Le Mode

Exhibition "The Iris of Lucy": the African woman in the spotlight

By Roxana Azimi

 August 01, 2016


What is the most under-represented genre in contemporary art? The women. Which continent escapes the radar of the curators? Africa. It is on the strength of this observation that the departmental museum of contemporary art in Rochechouart has programmed “The Iris of Lucy”, an exhibition presenting some twenty female artists from the African continent and its diaspora.

The Lucy to which the title refers is an Australopithecus whose skeleton was discovered in 1974 by a team of anthropologists led by Donald Johanson and Tom Gray. Although exhumed in Hadar, Ethiopia, she was given a small name taken from a Beatles song that was heard on the air at the time.

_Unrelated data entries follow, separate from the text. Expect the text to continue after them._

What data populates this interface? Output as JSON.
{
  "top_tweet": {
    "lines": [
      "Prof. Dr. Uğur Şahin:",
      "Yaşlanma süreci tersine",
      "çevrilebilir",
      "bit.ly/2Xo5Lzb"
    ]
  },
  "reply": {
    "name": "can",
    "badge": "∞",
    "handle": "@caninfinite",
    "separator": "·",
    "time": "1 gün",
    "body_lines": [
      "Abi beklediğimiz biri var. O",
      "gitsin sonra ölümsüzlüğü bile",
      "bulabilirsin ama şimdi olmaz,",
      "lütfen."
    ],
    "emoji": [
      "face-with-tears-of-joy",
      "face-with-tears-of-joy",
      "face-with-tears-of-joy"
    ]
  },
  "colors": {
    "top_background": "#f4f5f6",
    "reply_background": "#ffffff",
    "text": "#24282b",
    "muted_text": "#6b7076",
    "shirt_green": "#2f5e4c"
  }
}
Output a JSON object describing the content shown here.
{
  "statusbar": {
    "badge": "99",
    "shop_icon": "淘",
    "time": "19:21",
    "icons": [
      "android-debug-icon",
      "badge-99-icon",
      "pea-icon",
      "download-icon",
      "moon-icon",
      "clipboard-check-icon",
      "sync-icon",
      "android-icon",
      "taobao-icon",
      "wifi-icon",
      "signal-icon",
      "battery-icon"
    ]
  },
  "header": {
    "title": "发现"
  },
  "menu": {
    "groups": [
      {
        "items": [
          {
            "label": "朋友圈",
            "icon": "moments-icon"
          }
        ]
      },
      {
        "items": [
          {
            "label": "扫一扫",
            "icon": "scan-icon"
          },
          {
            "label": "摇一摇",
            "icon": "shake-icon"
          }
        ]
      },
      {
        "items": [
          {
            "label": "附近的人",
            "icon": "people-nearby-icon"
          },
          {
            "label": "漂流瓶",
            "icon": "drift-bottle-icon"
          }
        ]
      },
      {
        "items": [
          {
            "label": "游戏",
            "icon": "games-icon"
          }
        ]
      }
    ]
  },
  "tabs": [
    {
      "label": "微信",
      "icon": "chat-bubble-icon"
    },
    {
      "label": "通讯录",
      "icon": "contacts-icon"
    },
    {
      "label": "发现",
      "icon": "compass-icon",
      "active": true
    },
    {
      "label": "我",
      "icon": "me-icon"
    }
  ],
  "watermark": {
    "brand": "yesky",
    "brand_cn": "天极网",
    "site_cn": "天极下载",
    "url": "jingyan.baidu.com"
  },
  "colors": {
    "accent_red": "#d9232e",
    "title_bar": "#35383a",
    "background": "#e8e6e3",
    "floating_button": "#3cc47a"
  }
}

Also the opening of the exhibition is placed under the seal of archeology and misunderstanding. Because the choice of Lucy's surname is indicative of a far too white prehistory written by Westerners.

Resurrect ancestor figures

For the Ethiopians, the one who was long considered the ancestor of humanity, is called Dinkenesh, that is to say the "special person" or "the beautiful". Photographer Aida Muluneh represents her as a hieratic and mysterious figure, with a whitewashed face, like a ghost who has survived from time immemorial. “  In a world where racial superiority has foreshadowed our human dignity, the echoes of its remains have become the testimony and validation of our similarities rather than our differences,  ” she said.


Her Algerian colleague Amina Zoubir resuscitates another ancestor figure, the forgotten one of Kahena, Berber queen, of whom we do not know if she was Jewish or Christian. Both priestess and witch, she fought the expansion of the Umayads in North Africa in the 7th century.

Like Kahena, a feminist before the hour, the creators gathered here do not let themselves be fooled. If they sometimes use techniques supposedly reserved for women, they dynamise the “lady's work” dimension.

At the Egyptian Ghada Amer, embroidery is a Trojan horse that helps to convey the most seditious ideas on female pleasure. For Billie Zangewa no question of making wallpaper. Her silk weavings form the backdrop for a triumphant femininity, in a South African society where the male gaze sometimes sounds like a threat.

The artist admits it, wearing a skirt in certain streets of Johannesburg is a feat. It is not easier for a Tunisian to come to terms with her sexual desires, as a blood-red drawing by Zoulikha Bouabdellah suggests, an artist who poses as a "  free thinker of sex, the one who knows how to claim and challenge the codes and the norms of his time and which is constantly in balance between being dominant and being dominated  ”.

This balance, the Gabonese Myriam Mihindou explores in a magnificent video, the Complainte du Serpent mute , which, inspired by the raw and poetic novel by Mohamed Leftah, Demoiselle de Numidie , sublimates the soiled and injured bodies of prostitutes. South African photographer Sue Williamson explores another form of shame, that of AIDS, by capturing patients infected with the virus, whose lives oscillate between anonymity, shame and rejection.

For all these Amazons, the fight is not only waged on the rings of the patriarchy. It continues on the catwalks of art.

In the photo The Kiss , South African Tracey Rose extends the question of racial identity to its representation in Western art history. Black subjects have long been kept on the edge, treated as servants or foils, all too often portrayed in a grotesque manner. By revisiting Auguste Rodin's famous Kiss , Tracey Rose turns the central character into a black man, who, once is not customary, is at the heart of the device and no longer on the periphery.